La Fiom calcola in almeno 90 pullman la partecipazione da
fuori Roma del gruppo Fiat e Fincantieri, cui vanno aggiunti tutti i
metalmeccanici del Lazio. «Facciamo un atto di responsabilità. Chiediamo noi di
fare la manifestazione in piazza del Popolo per far parlare le ragioni e le
rivendicazioni di quei lavoratori; e ci rivolgiamo a tutte le forze sociali e
della cultura della nostra città di dar forza alle ragioni dei lavoratori e
della democrazia, per fare di Roma una "città aperta"». E visto che
Maroni pensa di poter permettere di manifestare «solo a chi ha un patrimonio,
chiederemo un euro per la democrazia, per sostenere i lavoratori fino a quando
non si raggiunge un risultato».
Le dichiarazioni di Marchionne, del resto, confermano una
volontà di abbandonare il paese. «Un piano "fabbrica Italia" non
esiste, Fiat fa quello che vuole senza che un governo gli chieda conto del suo
modo di stare in questo paese». Discorso simile per Fincantieri, «che è anche
pubblica».
La denuncia della «strumentalizzazione da parte del governo
di un fatto grave» è molto forte. Così come la centralità delle ragioni di chi
oggi «è in sciopero da 100 giorni, oppure lavora al massimo 15 giorni al mese».

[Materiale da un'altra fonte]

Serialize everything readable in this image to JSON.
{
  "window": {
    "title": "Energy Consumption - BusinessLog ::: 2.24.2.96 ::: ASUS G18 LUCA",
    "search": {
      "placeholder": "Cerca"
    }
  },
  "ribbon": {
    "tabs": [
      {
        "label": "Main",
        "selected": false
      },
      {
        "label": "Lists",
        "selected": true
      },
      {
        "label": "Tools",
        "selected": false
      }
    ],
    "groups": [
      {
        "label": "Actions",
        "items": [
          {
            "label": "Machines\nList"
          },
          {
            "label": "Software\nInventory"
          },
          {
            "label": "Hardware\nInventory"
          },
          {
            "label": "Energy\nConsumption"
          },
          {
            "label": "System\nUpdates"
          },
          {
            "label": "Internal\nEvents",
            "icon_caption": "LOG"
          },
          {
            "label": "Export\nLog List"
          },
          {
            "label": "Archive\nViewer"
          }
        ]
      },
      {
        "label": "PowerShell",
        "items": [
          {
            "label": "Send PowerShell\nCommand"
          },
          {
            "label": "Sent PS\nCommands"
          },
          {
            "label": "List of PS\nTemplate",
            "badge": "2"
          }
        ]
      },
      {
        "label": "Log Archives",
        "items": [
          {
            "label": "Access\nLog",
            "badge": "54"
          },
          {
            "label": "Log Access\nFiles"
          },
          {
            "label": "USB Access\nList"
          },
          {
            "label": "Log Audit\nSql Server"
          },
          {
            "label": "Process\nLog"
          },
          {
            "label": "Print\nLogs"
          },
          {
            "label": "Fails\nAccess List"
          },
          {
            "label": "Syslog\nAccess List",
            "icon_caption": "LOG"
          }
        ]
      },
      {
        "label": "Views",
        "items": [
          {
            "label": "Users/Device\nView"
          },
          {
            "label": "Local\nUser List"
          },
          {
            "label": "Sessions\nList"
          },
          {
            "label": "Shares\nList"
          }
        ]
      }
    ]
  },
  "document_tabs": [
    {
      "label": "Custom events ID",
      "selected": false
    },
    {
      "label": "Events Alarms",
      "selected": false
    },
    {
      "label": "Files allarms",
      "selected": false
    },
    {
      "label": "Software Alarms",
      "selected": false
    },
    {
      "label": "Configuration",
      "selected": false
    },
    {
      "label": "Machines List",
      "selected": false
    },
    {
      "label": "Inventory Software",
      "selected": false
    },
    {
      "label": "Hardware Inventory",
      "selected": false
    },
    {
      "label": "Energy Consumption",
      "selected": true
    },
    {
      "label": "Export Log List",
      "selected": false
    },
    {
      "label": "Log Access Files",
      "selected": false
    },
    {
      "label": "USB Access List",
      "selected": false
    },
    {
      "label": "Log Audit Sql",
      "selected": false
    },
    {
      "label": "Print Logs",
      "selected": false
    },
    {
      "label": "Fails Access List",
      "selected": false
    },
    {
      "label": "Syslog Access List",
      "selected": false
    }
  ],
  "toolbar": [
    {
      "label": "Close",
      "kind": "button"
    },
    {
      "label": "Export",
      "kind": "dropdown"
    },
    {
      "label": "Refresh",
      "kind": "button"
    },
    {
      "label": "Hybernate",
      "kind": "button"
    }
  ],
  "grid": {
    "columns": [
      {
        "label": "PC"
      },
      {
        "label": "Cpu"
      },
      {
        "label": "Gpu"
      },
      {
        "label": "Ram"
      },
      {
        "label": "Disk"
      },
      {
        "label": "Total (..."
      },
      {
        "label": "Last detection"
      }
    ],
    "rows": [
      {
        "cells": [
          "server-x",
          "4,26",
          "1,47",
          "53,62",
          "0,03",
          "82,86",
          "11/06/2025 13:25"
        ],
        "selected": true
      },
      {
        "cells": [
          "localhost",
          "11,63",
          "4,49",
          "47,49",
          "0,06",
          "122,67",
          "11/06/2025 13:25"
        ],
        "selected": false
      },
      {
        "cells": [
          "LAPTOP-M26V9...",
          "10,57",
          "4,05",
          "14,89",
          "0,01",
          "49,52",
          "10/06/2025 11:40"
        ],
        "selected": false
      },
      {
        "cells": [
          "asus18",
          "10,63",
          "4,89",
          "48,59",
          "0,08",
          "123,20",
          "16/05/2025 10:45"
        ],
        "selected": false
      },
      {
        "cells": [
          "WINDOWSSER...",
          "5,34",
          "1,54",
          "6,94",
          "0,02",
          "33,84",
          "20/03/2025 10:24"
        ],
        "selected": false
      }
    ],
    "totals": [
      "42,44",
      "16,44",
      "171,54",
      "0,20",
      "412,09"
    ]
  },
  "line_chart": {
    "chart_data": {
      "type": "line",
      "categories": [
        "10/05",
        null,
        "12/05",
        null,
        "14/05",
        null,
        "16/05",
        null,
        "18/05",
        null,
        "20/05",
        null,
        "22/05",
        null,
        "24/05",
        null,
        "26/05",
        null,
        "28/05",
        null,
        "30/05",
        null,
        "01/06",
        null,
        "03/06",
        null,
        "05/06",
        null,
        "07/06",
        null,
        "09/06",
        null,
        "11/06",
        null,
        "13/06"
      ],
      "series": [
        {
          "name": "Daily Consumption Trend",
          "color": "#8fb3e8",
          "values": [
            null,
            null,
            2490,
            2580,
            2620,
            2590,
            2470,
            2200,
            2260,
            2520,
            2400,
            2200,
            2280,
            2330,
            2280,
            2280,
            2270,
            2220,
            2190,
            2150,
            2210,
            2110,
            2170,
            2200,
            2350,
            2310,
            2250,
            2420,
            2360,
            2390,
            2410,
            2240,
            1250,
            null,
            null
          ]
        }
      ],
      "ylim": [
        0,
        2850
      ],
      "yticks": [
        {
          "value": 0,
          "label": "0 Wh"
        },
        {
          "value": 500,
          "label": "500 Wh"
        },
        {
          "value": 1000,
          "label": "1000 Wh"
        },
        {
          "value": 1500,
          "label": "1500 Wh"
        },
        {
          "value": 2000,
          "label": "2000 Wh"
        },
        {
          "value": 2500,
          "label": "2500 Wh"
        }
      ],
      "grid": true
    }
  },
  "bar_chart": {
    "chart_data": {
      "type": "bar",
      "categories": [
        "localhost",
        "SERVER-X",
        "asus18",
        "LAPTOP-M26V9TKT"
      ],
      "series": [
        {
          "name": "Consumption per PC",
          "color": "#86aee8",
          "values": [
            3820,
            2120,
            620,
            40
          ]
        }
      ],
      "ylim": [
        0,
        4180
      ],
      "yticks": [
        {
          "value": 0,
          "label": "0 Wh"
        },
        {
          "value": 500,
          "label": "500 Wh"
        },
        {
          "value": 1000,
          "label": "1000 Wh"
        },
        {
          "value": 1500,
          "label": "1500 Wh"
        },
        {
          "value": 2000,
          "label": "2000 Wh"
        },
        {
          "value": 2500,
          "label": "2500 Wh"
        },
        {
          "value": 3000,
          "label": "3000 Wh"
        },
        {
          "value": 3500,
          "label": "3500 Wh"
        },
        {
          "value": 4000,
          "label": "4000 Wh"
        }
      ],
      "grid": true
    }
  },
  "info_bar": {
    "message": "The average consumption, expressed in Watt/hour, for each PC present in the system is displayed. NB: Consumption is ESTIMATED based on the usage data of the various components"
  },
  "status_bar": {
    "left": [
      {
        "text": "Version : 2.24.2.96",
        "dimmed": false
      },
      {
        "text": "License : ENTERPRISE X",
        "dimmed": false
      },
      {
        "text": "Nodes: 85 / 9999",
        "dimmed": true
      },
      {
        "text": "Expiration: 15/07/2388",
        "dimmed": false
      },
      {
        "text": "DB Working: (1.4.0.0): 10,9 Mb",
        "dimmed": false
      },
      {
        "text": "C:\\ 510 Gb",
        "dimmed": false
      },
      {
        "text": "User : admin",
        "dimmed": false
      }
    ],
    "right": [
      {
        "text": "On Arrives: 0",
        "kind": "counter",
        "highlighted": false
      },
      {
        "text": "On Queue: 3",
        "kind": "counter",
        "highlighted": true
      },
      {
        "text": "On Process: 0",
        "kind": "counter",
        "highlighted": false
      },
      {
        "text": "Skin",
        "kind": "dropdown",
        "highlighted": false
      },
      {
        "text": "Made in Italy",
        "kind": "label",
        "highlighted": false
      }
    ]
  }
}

La prima domanda è scontata: «cosa farete se vi diranno
ancora no?». Secca e calma la risposta: «Occuperemo piazza del Popolo. È o no
una delle sette piazze indicate dal sindaco come libere? Se non fosse possibile
nemmeno lì, troverei che siamo di fronte a un problema ancora più grave».
Poi, dopo la riunione in questura e una dichiarazione di
Alemanno che si rimetteva alle decisioni della questura, arriva il «sì» che
scioglieva la tensione intorno a un appuntamento. La questura e il sindaco la
gestiscono subito come una vittoria «non ci sarà alcun corteo». Ma intanto alla
Fiom arrivano centinaia di attestati di solidarietà: forze politiche,
sindacali, studenti di ogni ordine e grado. E persino dai «sindacati complici»
che hanno firmato fin qui gli accordi separati che hanno reso possibile un braccio
di ferro del genere. Ci sono piccoli «passi indietro» che producono una ripresa
del cammino. La Fiom sembra essere riuscita nello scopo. Ma il problema del
diritto a manifestare - indipendentemente dal patrimonio o dal «gradimento»
riscosso presso il potere, resta aperto.